Have you ever consolidated your debt or “gone into more debt” to get out of debt? Did it work for you?

15 thoughts on “How Much Would You Pay for a Debt Free Date?

  1. Months ago when I set down and made an action plan to get rid of my debt, I looked into consolidation because numerous people said it was cheaper for them. Research and planning later, I found out that consolidating my loans would cost me more. I’m doing the same thing as you though, online checking my balances & interests, paying here and there instead of once a month (it works great). It was a deeply satisfying feeling when I logged on two weeks ago to one account and saw that since I’ve paid so much extra, I technically don’t owe anything for months! Needless to say, I’m still pouring more money into it and the due date is getting pushed back further. I wonder if at a point they’ll have to readjust what I’d owe every month, since I’m on continuing with this?

  2. I’ve done every home loan I’ve had through the same bank (or starting off with the same bank and taking into account acquisitions, which are inevitable in the banking industry). The big name plus the positive experiences have made this an easy strategy for me.

  3. Your first bullet of things to think about is the most important I think — “Do not refinance and then ring up more debt on the now-open credit cards.” In my experience, this is precisely what happens to the majority of people who go for a consolidation loan.
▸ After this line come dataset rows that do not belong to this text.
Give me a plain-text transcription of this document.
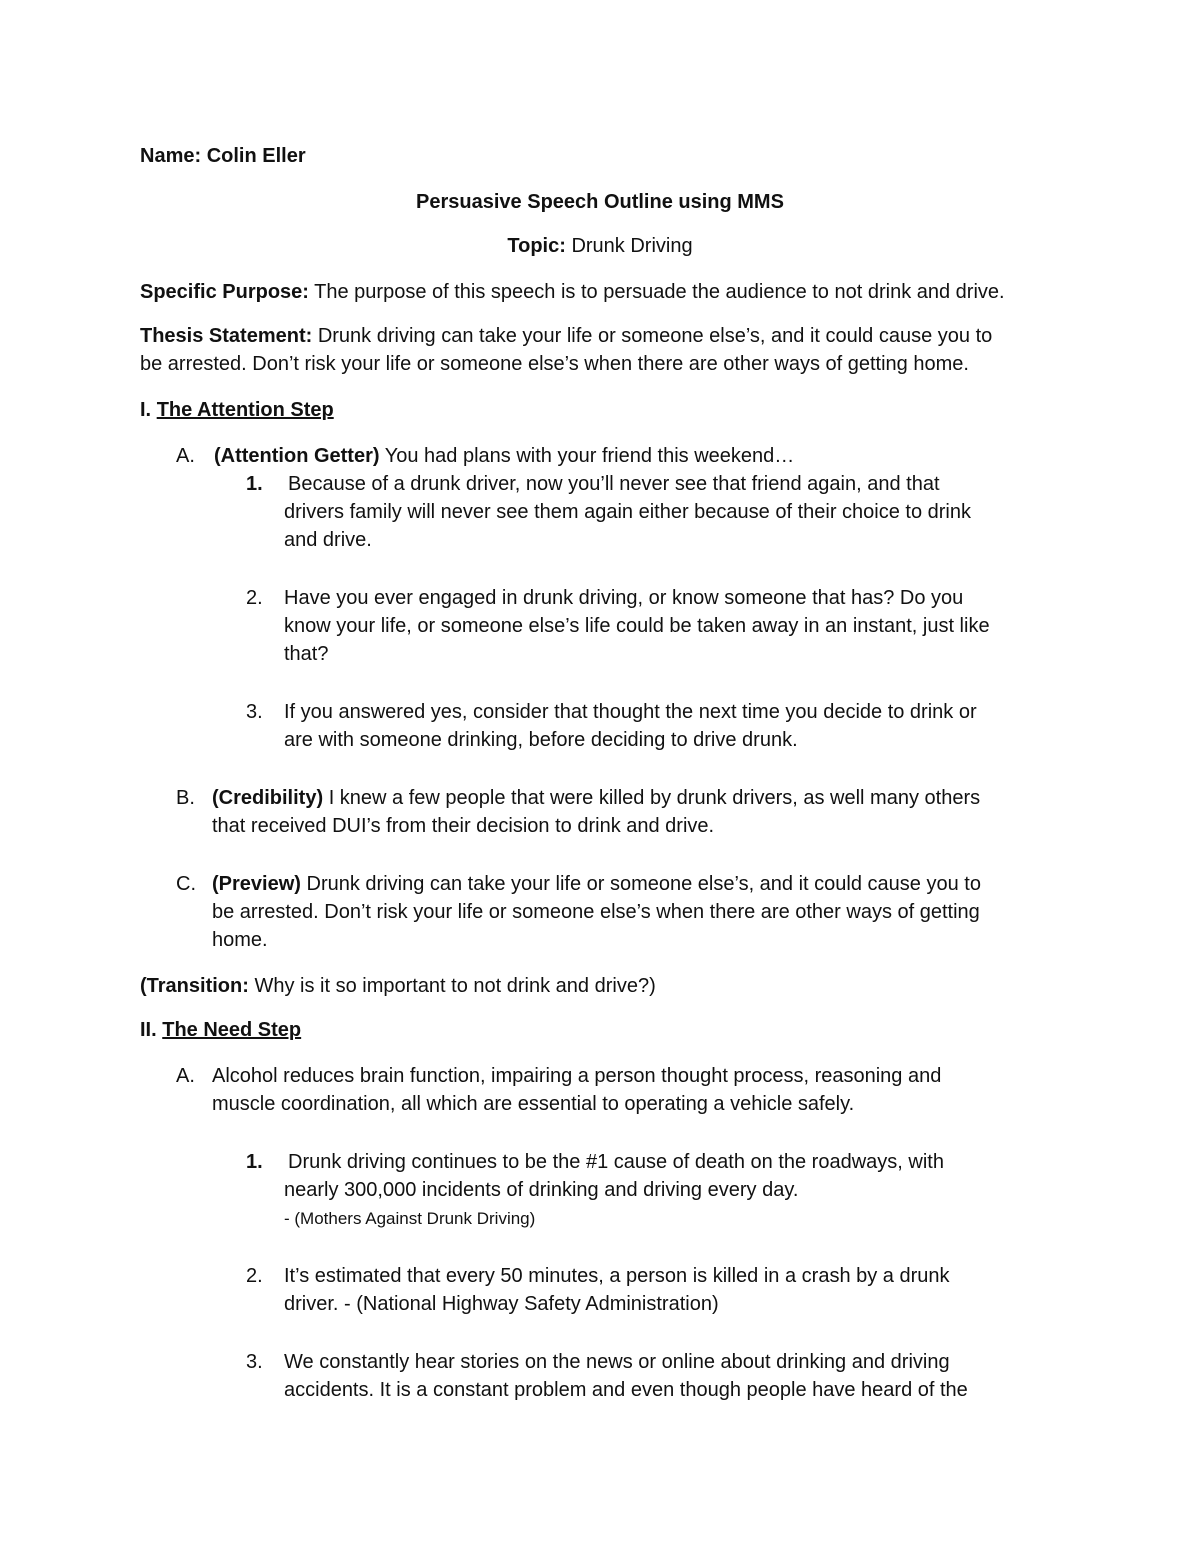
Name: Colin Eller

Persuasive Speech Outline using MMS

Topic: Drunk Driving

Specific Purpose: The purpose of this speech is to persuade the audience to not drink and drive.

Thesis Statement: Drunk driving can take your life or someone else’s, and it could cause you to

be arrested. Don’t risk your life or someone else’s when there are other ways of getting home.

I. The Attention Step

A. (Attention Getter) You had plans with your friend this weekend…

1. Because of a drunk driver, now you’ll never see that friend again, and that
drivers family will never see them again either because of their choice to drink
and drive.

2. Have you ever engaged in drunk driving, or know someone that has? Do you
know your life, or someone else’s life could be taken away in an instant, just like
that?

3. If you answered yes, consider that thought the next time you decide to drink or
are with someone drinking, before deciding to drive drunk.

B. (Credibility) I knew a few people that were killed by drunk drivers, as well many others
that received DUI’s from their decision to drink and drive.

C. (Preview) Drunk driving can take your life or someone else’s, and it could cause you to
be arrested. Don’t risk your life or someone else’s when there are other ways of getting
home.

(Transition: Why is it so important to not drink and drive?)

II. The Need Step

A. Alcohol reduces brain function, impairing a person thought process, reasoning and
muscle coordination, all which are essential to operating a vehicle safely.

1. Drunk driving continues to be the #1 cause of death on the roadways, with
nearly 300,000 incidents of drinking and driving every day.
- (Mothers Against Drunk Driving)

2. It’s estimated that every 50 minutes, a person is killed in a crash by a drunk
driver. - (National Highway Safety Administration)

3. We constantly hear stories on the news or online about drinking and driving
accidents. It is a constant problem and even though people have heard of the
After clearing their credit cards of debt, the spending party soon resumes and a few years down the road they’ve again got maxed out, high-interest credit card debt PLUS the consolidation loan. So you’re right–you’ve really got to commit to paying off debt, not making room for more debt, for a consolidation plan to work. This is why a Debt Management Plan often works better than consolidation. With a DMP, all of your credit card accounts are closed except one and you’re consulting with a certified credit counselor.
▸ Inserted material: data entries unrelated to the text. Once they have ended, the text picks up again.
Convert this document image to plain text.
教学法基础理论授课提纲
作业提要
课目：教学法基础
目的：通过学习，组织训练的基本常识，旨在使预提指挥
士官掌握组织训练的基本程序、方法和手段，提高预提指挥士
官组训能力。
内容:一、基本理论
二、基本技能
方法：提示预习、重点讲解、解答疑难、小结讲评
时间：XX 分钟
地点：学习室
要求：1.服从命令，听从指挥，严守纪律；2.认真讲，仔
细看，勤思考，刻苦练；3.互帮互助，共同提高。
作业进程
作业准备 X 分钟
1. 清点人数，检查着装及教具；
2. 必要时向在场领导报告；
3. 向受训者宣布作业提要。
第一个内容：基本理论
  4. Once I finish schooling I will probably look and see if it’s possible to consolidate my student loans. They are all through a single vendor but are divided up into 6 different loans. It’ll be a lot easier to make payments if I can roll them all together.

  5. Once I finish schooling I will probably look and see if it’s possible to consolidate my student loans. They are all through a single vendor but are divided up into 6 different loans. It’ll be a lot easier to make payments if I can roll them all together.

  6. For the same reasons you listed I love the idea consolidation. We have some unsecured debt consolidated into a DMP program and I love that one payment goes towards like six things. It didn’t make sense to consolidate our other debts though since the interest rate was already so low- 4-5.5%. The key is having the self control to not rack it back up!